In return, facilities meeting criteria would be able to bill Medicaid for their services — a change intended to open the door to treatment for many more people and one that is estimated to cost about $1 billion over the next decade.
“There is an important gap here,” said Sen. Debbie Stabenow (D-Mich.), one of the bill’s main sponsors. She warned that too many people receive inadequate or no treatment and are at risk of their problems becoming more dangerous.
Sen. Roy Blunt (Mo.), the lead GOP sponsor of the measure, cited his state’s work in providing community health centers but also said that the recent shootings in Newtown, Conn., spotlighted shortcomings in mental health care that demand attention.
“We have a moment that works, and we have a model that works,” he said.
Additional Republican co-sponsors include Sens. Marco Rubio (Fla.) and Susan Collins (Maine). Other Democrats backing the legislation include Sens. Jack Reed (R.I.), Patrick J. Leahy (Vt.) and Barbara Boxer (Calif.).
The senators introduced the legislation Thursday at the Capitol alongside David O. Russell, the Academy Award-nominated director and screenwriter of “Silver Linings Playbook,” which stars Bradley Cooper and Jennifer Lawrence as a mentally troubled couple. Russell said Thursday that he wrote the film for his bipolar 11-year-old son, whom he wants to have the most normal life possible. Without such access to mental health facilities, the director said, children like his son could be left to go down “a dark path and they live in a parallel society.”
Russell and Cooper have been barnstorming Washington to seek more federal help for mental disorders. They met Thursday evening with Vice President Biden.
The bipartisan bill comes amid a far-ranging debate in Congress — and nationwide — about how to curb gun violence after December’s massacre in Newtown.

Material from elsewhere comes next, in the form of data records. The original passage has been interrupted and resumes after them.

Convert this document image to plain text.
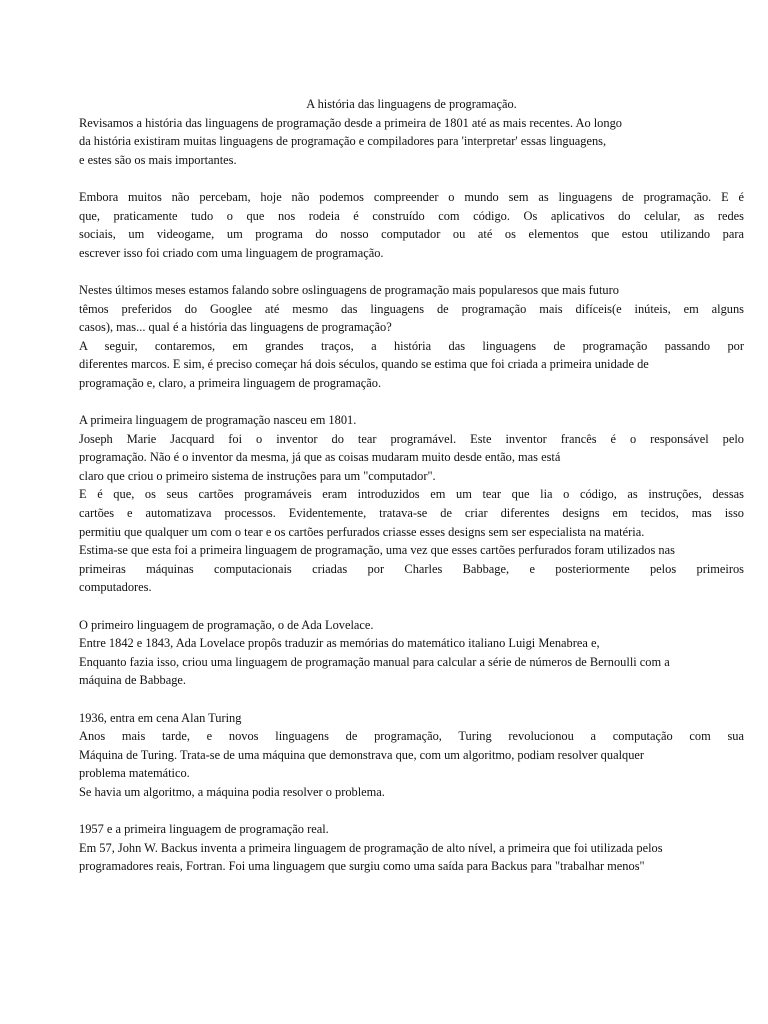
A história das linguagens de programação.
Revisamos a história das linguagens de programação desde a primeira de 1801 até as mais recentes. Ao longo
da história existiram muitas linguagens de programação e compiladores para 'interpretar' essas linguagens,
e estes são os mais importantes.
Embora muitos não percebam, hoje não podemos compreender o mundo sem as linguagens de programação. E é
que, praticamente tudo o que nos rodeia é construído com código. Os aplicativos do celular, as redes
sociais, um videogame, um programa do nosso computador ou até os elementos que estou utilizando para
escrever isso foi criado com uma linguagem de programação.
Nestes últimos meses estamos falando sobre oslinguagens de programação mais popularesos que mais futuro
têmos preferidos do Googlee até mesmo das linguagens de programação mais difíceis(e inúteis, em alguns
casos), mas... qual é a história das linguagens de programação?
A seguir, contaremos, em grandes traços, a história das linguagens de programação passando por
diferentes marcos. E sim, é preciso começar há dois séculos, quando se estima que foi criada a primeira unidade de
programação e, claro, a primeira linguagem de programação.
A primeira linguagem de programação nasceu em 1801.
Joseph Marie Jacquard foi o inventor do tear programável. Este inventor francês é o responsável pelo
programação. Não é o inventor da mesma, já que as coisas mudaram muito desde então, mas está
claro que criou o primeiro sistema de instruções para um "computador".
E é que, os seus cartões programáveis eram introduzidos em um tear que lia o código, as instruções, dessas
cartões e automatizava processos. Evidentemente, tratava-se de criar diferentes designs em tecidos, mas isso
permitiu que qualquer um com o tear e os cartões perfurados criasse esses designs sem ser especialista na matéria.
Estima-se que esta foi a primeira linguagem de programação, uma vez que esses cartões perfurados foram utilizados nas
primeiras máquinas computacionais criadas por Charles Babbage, e posteriormente pelos primeiros
computadores.
O primeiro linguagem de programação, o de Ada Lovelace.
Entre 1842 e 1843, Ada Lovelace propôs traduzir as memórias do matemático italiano Luigi Menabrea e,
Enquanto fazia isso, criou uma linguagem de programação manual para calcular a série de números de Bernoulli com a
máquina de Babbage.
1936, entra em cena Alan Turing
Anos mais tarde, e novos linguagens de programação, Turing revolucionou a computação com sua
Máquina de Turing. Trata-se de uma máquina que demonstrava que, com um algoritmo, podiam resolver qualquer
problema matemático.
Se havia um algoritmo, a máquina podia resolver o problema.
1957 e a primeira linguagem de programação real.
Em 57, John W. Backus inventa a primeira linguagem de programação de alto nível, a primeira que foi utilizada pelos
programadores reais, Fortran. Foi uma linguagem que surgiu como uma saída para Backus para "trabalhar menos"
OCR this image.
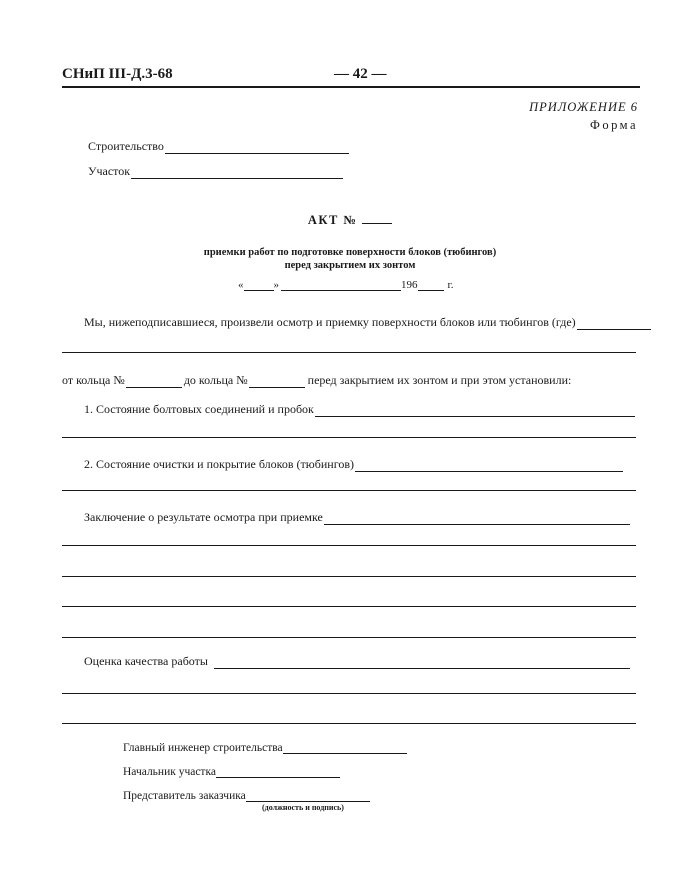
СНиП III-Д.3-68	— 42 —
ПРИЛОЖЕНИЕ 6
Форма
Строительство
Участок
АКТ №
приемки работ по подготовке поверхности блоков (тюбингов)
перед закрытием их зонтом
«	»	196	г.
Мы, нижеподписавшиеся, произвели осмотр и приемку поверхности блоков или тюбингов (где)
от кольца №	до кольца №	перед закрытием их зонтом и при этом установили:
1. Состояние болтовых соединений и пробок
2. Состояние очистки и покрытие блоков (тюбингов)
Заключение о результате осмотра при приемке
Оценка качества работы
Главный инженер строительства
Начальник участка
Представитель заказчика
(должность и подпись)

President Obama and some lawmakers have pushed for tighter restrictions on firearms, including a measure that would expand background checks for potential gun owners. Although many gun-control proposals remain contentious, Democrats and Republicans alike have agreed that improving mental health care must be a part of any broader effort to reduce violence.
Thursday’s announcement pleased many mental health advocates, who have pushed for such changes with limited success.
“We support the bill 100 percent,” said Andrew Sperling, director of legislative advocacy for the National Alliance on Mental Illness, who said patients would benefit if the proposed changes become law. “We hope that at the end of this process that we’re going to get better outcomes.”
Linda Rosenberg, president of the National Council for Behavioral Healthcare, said the bill would go a long way toward making sure people get the treatment they need — no matter where they live.
“The standard of care is too mixed right now,” she said. “This would raise the floor in terms of the quality of service and consistency from community to community, and that’s vitally important.”
Rosenberg and other advocates say they worry that the renewed focus on mental health care after the Newtown shootings could stigmatize the mentally ill. But they also recognize that this may be the best opportunity for fundamental change in years.
“It’s our moment to take advantage and say, ‘We can do better.’ We want to take advantage of the public sentiment,” Rosenberg said. “Out of tragedy, hopefully something good can come.”